Winter Makes a Comeback in Utah

By Yeti Mar 6, 2018
Mother Nature provided the goods when the ridge of high pressure that was torturing Utah, and neighboring states, weakened and dropped over 120" in 30 days.
Winter Makes a Comeback in Utah

This weather discussion and season outlook is provided by Evan Thayer of OpenSnow.

It’s no secret that the vast majority of the western United States had a tough start to their ski season. The snow that is normally plentiful just wasn’t consistently falling. Utah was no exception. 
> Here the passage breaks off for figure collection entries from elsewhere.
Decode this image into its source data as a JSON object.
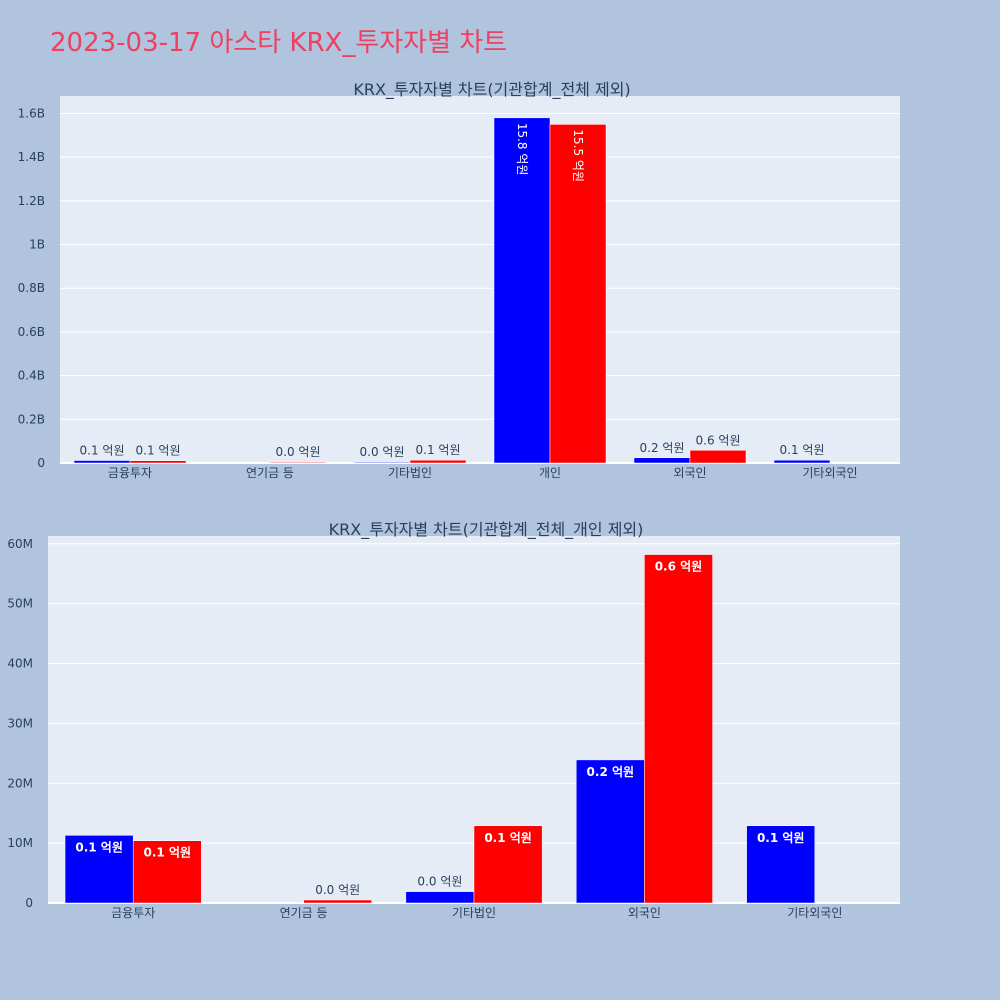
{
  "page": {
    "title": "2023-03-17 아스타 KRX_투자자별 차트",
    "title_color": "#ee4060",
    "background": "#b0c4de",
    "plot_background": "#e5ecf6"
  },
  "chart_data": [
    {
      "type": "bar",
      "title": "KRX_투자자별 차트(기관합계_전체 제외)",
      "categories": [
        "금융투자",
        "연기금 등",
        "기타법인",
        "개인",
        "외국인",
        "기타외국인"
      ],
      "ylim": [
        0,
        1680000000
      ],
      "yticks": [
        0,
        200000000,
        400000000,
        600000000,
        800000000,
        1000000000,
        1200000000,
        1400000000,
        1600000000
      ],
      "ytick_labels": [
        "0",
        "0.2B",
        "0.4B",
        "0.6B",
        "0.8B",
        "1B",
        "1.2B",
        "1.4B",
        "1.6B"
      ],
      "series": [
        {
          "name": "series-blue",
          "color": "#0000ff",
          "values": [
            11300000,
            null,
            1900000,
            1580000000,
            23900000,
            12900000
          ],
          "labels": [
            "0.1 억원",
            "",
            "0.0 억원",
            "15.8 억원",
            "0.2 억원",
            "0.1 억원"
          ]
        },
        {
          "name": "series-red",
          "color": "#ff0000",
          "values": [
            10400000,
            500000,
            12900000,
            1550000000,
            58200000,
            null
          ],
          "labels": [
            "0.1 억원",
            "0.0 억원",
            "0.1 억원",
            "15.5 억원",
            "0.6 억원",
            ""
          ]
        }
      ]
    },
    {
      "type": "bar",
      "title": "KRX_투자자별 차트(기관합계_전체_개인 제외)",
      "categories": [
        "금융투자",
        "연기금 등",
        "기타법인",
        "외국인",
        "기타외국인"
      ],
      "ylim": [
        0,
        61300000
      ],
      "yticks": [
        0,
        10000000,
        20000000,
        30000000,
        40000000,
        50000000,
        60000000
      ],
      "ytick_labels": [
        "0",
        "10M",
        "20M",
        "30M",
        "40M",
        "50M",
        "60M"
      ],
      "series": [
        {
          "name": "series-blue",
          "color": "#0000ff",
          "values": [
            11300000,
            null,
            1900000,
            23900000,
            12900000
          ],
          "labels": [
            "0.1 억원",
            "",
            "0.0 억원",
            "0.2 억원",
            "0.1 억원"
          ]
        },
        {
          "name": "series-red",
          "color": "#ff0000",
          "values": [
            10400000,
            500000,
            12900000,
            58200000,
            null
          ],
          "labels": [
            "0.1 억원",
            "0.0 억원",
            "0.1 억원",
            "0.6 억원",
            ""
          ]
        }
      ]
    }
  ]
}
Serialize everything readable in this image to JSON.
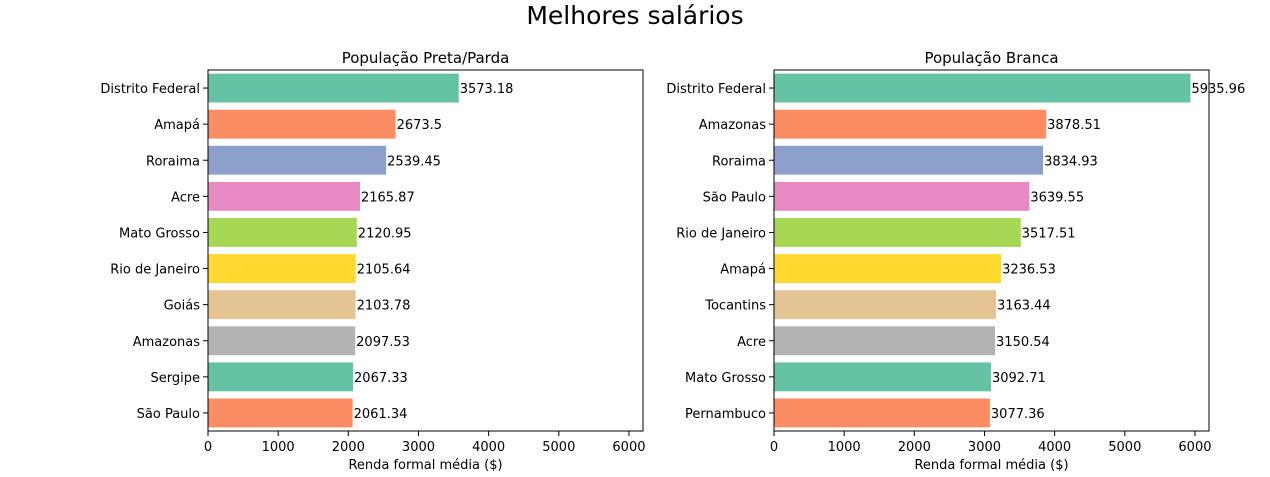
{
  "figure": {
    "suptitle": "Melhores salários"
  },
  "chart_data": [
    {
      "type": "bar",
      "orientation": "horizontal",
      "title": "População Preta/Parda",
      "xlabel": "Renda formal média ($)",
      "ylabel": "",
      "xlim": [
        0,
        6200
      ],
      "xticks": [
        0,
        1000,
        2000,
        3000,
        4000,
        5000,
        6000
      ],
      "categories": [
        "Distrito Federal",
        "Amapá",
        "Roraima",
        "Acre",
        "Mato Grosso",
        "Rio de Janeiro",
        "Goiás",
        "Amazonas",
        "Sergipe",
        "São Paulo"
      ],
      "values": [
        3573.18,
        2673.5,
        2539.45,
        2165.87,
        2120.95,
        2105.64,
        2103.78,
        2097.53,
        2067.33,
        2061.34
      ],
      "value_labels": [
        "3573.18",
        "2673.5",
        "2539.45",
        "2165.87",
        "2120.95",
        "2105.64",
        "2103.78",
        "2097.53",
        "2067.33",
        "2061.34"
      ],
      "colors": [
        "#66c2a5",
        "#fc8d62",
        "#8da0cb",
        "#e78ac3",
        "#a6d854",
        "#ffd92f",
        "#e5c494",
        "#b3b3b3",
        "#66c2a5",
        "#fc8d62"
      ],
      "grid": false,
      "legend": "none"
    },
    {
      "type": "bar",
      "orientation": "horizontal",
      "title": "População Branca",
      "xlabel": "Renda formal média ($)",
      "ylabel": "",
      "xlim": [
        0,
        6200
      ],
      "xticks": [
        0,
        1000,
        2000,
        3000,
        4000,
        5000,
        6000
      ],
      "categories": [
        "Distrito Federal",
        "Amazonas",
        "Roraima",
        "São Paulo",
        "Rio de Janeiro",
        "Amapá",
        "Tocantins",
        "Acre",
        "Mato Grosso",
        "Pernambuco"
      ],
      "values": [
        5935.96,
        3878.51,
        3834.93,
        3639.55,
        3517.51,
        3236.53,
        3163.44,
        3150.54,
        3092.71,
        3077.36
      ],
      "value_labels": [
        "5935.96",
        "3878.51",
        "3834.93",
        "3639.55",
        "3517.51",
        "3236.53",
        "3163.44",
        "3150.54",
        "3092.71",
        "3077.36"
      ],
      "colors": [
        "#66c2a5",
        "#fc8d62",
        "#8da0cb",
        "#e78ac3",
        "#a6d854",
        "#ffd92f",
        "#e5c494",
        "#b3b3b3",
        "#66c2a5",
        "#fc8d62"
      ],
      "grid": false,
      "legend": "none"
    }
  ]
}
Typically our season really gets going after November 1st, and from then on, we just pile up the snow. But this year was different. Through the end of January, and even the first week of February, Utah ski resorts had received only 80-120” of snow. This might sound like a decent amount, but typically these same resorts would have seasonal totals in the 150-250” range at this time. We were still skiing top-to-bottom at almost all resorts, but it just wasn’t the typical powder-filled Utah winter we’ve come to expect as almost a birthright. 

In early February, the snow was confined to just the high elevations of Utah, as seen on this NASA satellite image taken on February 7, 2018. Images courtesy of NASA/NOAA

Utah From Above

Luckily, things started to change during the second week of February. The stubborn ridge of high pressure that had been keeping us dry started to weaken and shift west into the Pacific Ocean. This allowed a series of relatively weak, but cold systems to enter the region. After the middle of February, we started seeing frequent powder days with overachieving storms. President’s Day weekend featured some of the best powder of the season. This pattern of frequent, cold storms continued thru the end of February. 

As we entered March, the ridge of high pressure in the Pacific continued to retrograde (move west). This allowed the trough of low pressure to also shift west. In this pattern, the storms are able to track over the eastern Pacific Ocean before pushing inland. This over-water trajectory allows them to pick up more moisture. Sure enough, over the past few days, one such storm pushed into California, bringing heavy snowfall to the Sierra Nevada. By the time the storm reached Utah this past weekend, it had plenty of moisture remaining as well as cold air from the arctic. Heavy snow fell with the cold front Saturday night into Sunday (March 3-4), followed by a cold northwest flow that favored locations such as Alta Ski Area and Snowbird. In total, over 30” of new snow fell in Little Cottonwood Canyon, making it our biggest single storm so far this season. 

Due to this pattern of frequent storms, which culminated in the big storm this past weekend, Alta has now received 120 INCHES of new snow over the past 30 days! Here are graphs showing Utah's recent goods from Ski Utah's snow report. 

Alta Snow Levels

Notice the frequent storms with the biggest of all just this past weekend. Up north, places like Powder Mountain also saw frequent storms which piled up, allowing them to get Paradise Lift open last weekend. In total, 74 inches of new snow in the past 30 days at PowMow:

Powder Mountain Snow Levels

But it wasn’t just Northern Utah getting the snow, Southern Utah resorts also benefitted greatly with Brian Head Ski Resort receiving 73” of new snow this past month: 

Brian Head Snow Levels

Eagle Point resort outside of Beaver, Utah was able to re-open a couple weeks ago and celebrated with 15” of fresh snow this weekend.

Because these storms have been cold, the snow quality has been incredible and the powder lasts for several days after the storm. Even the valleys have been seeing frequent snowfall. The satellite imagery now is in stark contrast to what we saw at the beginning of February. Now, much of the state is covered in a blanket of white (image from March 5, 2018): 

Utah From Above March

So after a great start to the month of March, will the stormy pattern continue? Right now it looks like we will have a bit of a break in the action, but long-range models are currently favoring stormy and cold weather returning for the second half of the month. March is actually my favorite month to ski in Utah. It’s one of our snowiest months, we have a deep base, and some of the tourists and locals alike are moving on to more Spring-like activities so the mountains are often empty. It’s too early to call this a “Miracle March”, but we’ve certainly had a good start coming off a great second half of February. 

Here is product testing at its finest from this past weekend with our author Evan

Winter has most definitely made a comeback here in Utah!